Por: Tulio Hernández
¿Qué tienen en común la emergencia de Podemos y su líder Pablo Iglesias en España, del alcalde Petro en Bogotá y de Marine Le Penn en Francia? Primero, independientemente de sus ideologías -Iglesias ubicado en una izquierda con un presente tufo marxista, Petro en una izquierda que se asume democrática, y Marine Le Pen en los extremos de la ultraderecha- que las tres opciones significan el renacimiento, reciclado y fortalecimiento del populismo como estrategia, ideología y modo de gobierno.
Segundo, especialmente en el caso de Iglesias y Petro, que el nuevo populismo, si elige el camino iniciado por Chávez y su proyecto rojo, podría venir asociado a esos nuevos modos de ejercer el totalitarismo que provisoriamente hemos llamado neoautoritarismo.

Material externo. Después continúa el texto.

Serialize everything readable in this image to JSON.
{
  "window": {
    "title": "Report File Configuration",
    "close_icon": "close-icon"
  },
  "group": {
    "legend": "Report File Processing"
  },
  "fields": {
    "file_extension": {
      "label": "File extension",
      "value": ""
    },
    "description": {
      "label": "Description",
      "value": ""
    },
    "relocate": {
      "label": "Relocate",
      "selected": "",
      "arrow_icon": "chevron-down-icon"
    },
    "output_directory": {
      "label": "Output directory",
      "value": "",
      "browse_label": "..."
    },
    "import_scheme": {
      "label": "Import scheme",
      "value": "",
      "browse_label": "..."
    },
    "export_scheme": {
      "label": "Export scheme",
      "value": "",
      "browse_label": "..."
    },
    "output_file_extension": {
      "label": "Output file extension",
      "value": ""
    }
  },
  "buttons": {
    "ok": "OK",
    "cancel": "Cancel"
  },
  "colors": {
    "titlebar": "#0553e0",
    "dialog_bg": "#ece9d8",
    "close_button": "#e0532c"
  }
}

Y tercero, que los tres son una consecuencia directa de las desigualdades sociales y, en el caso de España, de la incapacidad del actual modelo para solucionar los grandes problemas nacionales, el distanciamiento de los partidos con el ciudadano común y la evidencia generalizada de las prácticas de corrupción y esquemas de privilegios de sus élites gobernantes.
Muchos analistas y dirigentes políticos respetables han llamado la atención sobre el fenómeno. En Colombia el escritor Plinio Apuleyo Mendoza lleva largos años alertando sobre lo que considera una amenaza chavista para su país. En España, ha sido el propio Felipe González, uno de sus políticos más experimentados y mejor formados, quién ha encendido la alarma. Y en Francia voces del mundo académico alertan sobre el peligroso coctel populismo más nacionalismo que anima a la hija del otrora líder máximo de la derecha.
La presencia en Podemos de Monederos y otros asesores de los gobiernos de Hugo Chávez que todavía piensan en clave del estatismo marxista nos produce a los venezolanos demócratas un escalofrío por lo que pudiese significar de descalabro, más descalabro aún, para la economía y la convivencia pacífica en España. Propuestas como no pagar la deuda o triplicar los sueldos son muy simpáticas entre el electorado, pero si no están sustentadas en acondicionamientos estructurales de la economía, pregúntenle a los argentinos y venezolanos, terminan perpetrando más daños -inflación, pérdida de empleos, déficit fiscal- que los beneficios que pretender generar.
Igual ocurre con la estrategia de Petro. Su gobierno en la Alcaldía de Bogotá ha significado un gran retroceso en la gestión de una ciudad cuya administración durante la saga Mockus y Peñaloza, se había convertido en modelo y referencia internacional. Sin embargo, cuenta con una gran simpatía en los sectores más pobres en dónde ha concentrado su atención.
¿Qué les ofrece Petro? Pues tarifas bajísimas en los servicios públicos, rebajas en el transporte público, viviendas propias no importa su calidad ni ubicación. La ciudad está cada vez peor gestionada pero el apoyo popular no pasa por allí.
Sea cual fuere la causa, el retorno del populismo es la evidencia de que la desigualdad hace estragos, que vastos sectores de la población están profundamente descontentos y los discursos de los partidos políticos tradicionales agotados. Si no se logran construir proyectos alternativos que conecten con esos sectores descontentos y les garanticen una vida mejor, la mesa está servida para la cena triunfante de salvadores de la patria, mesías y otros santones diestros en el manejo de la esperanza populista y el resentimiento redentor.
Es más o menos lo mismo que ha ocurrido en Venezuela. Existe una actividad opositora entrada básicamente en la defensa de la democracia y el cuestionamiento del modelo económico que ha empobrecido la nación y destrozado su aparato productivo. Una oposición “anti”. Pero no se ha logrado construir un proyecto de futuro convincente, un proyecto popular potable que emocione a las mayorías excluidas demostrando que se puede construir un futuro que acabe con las profundas desigualdades sin sacrificar la democracia y las libertades, y que genere equidad sin sacrificar la propiedad, el bienestar económico y la generación de riqueza.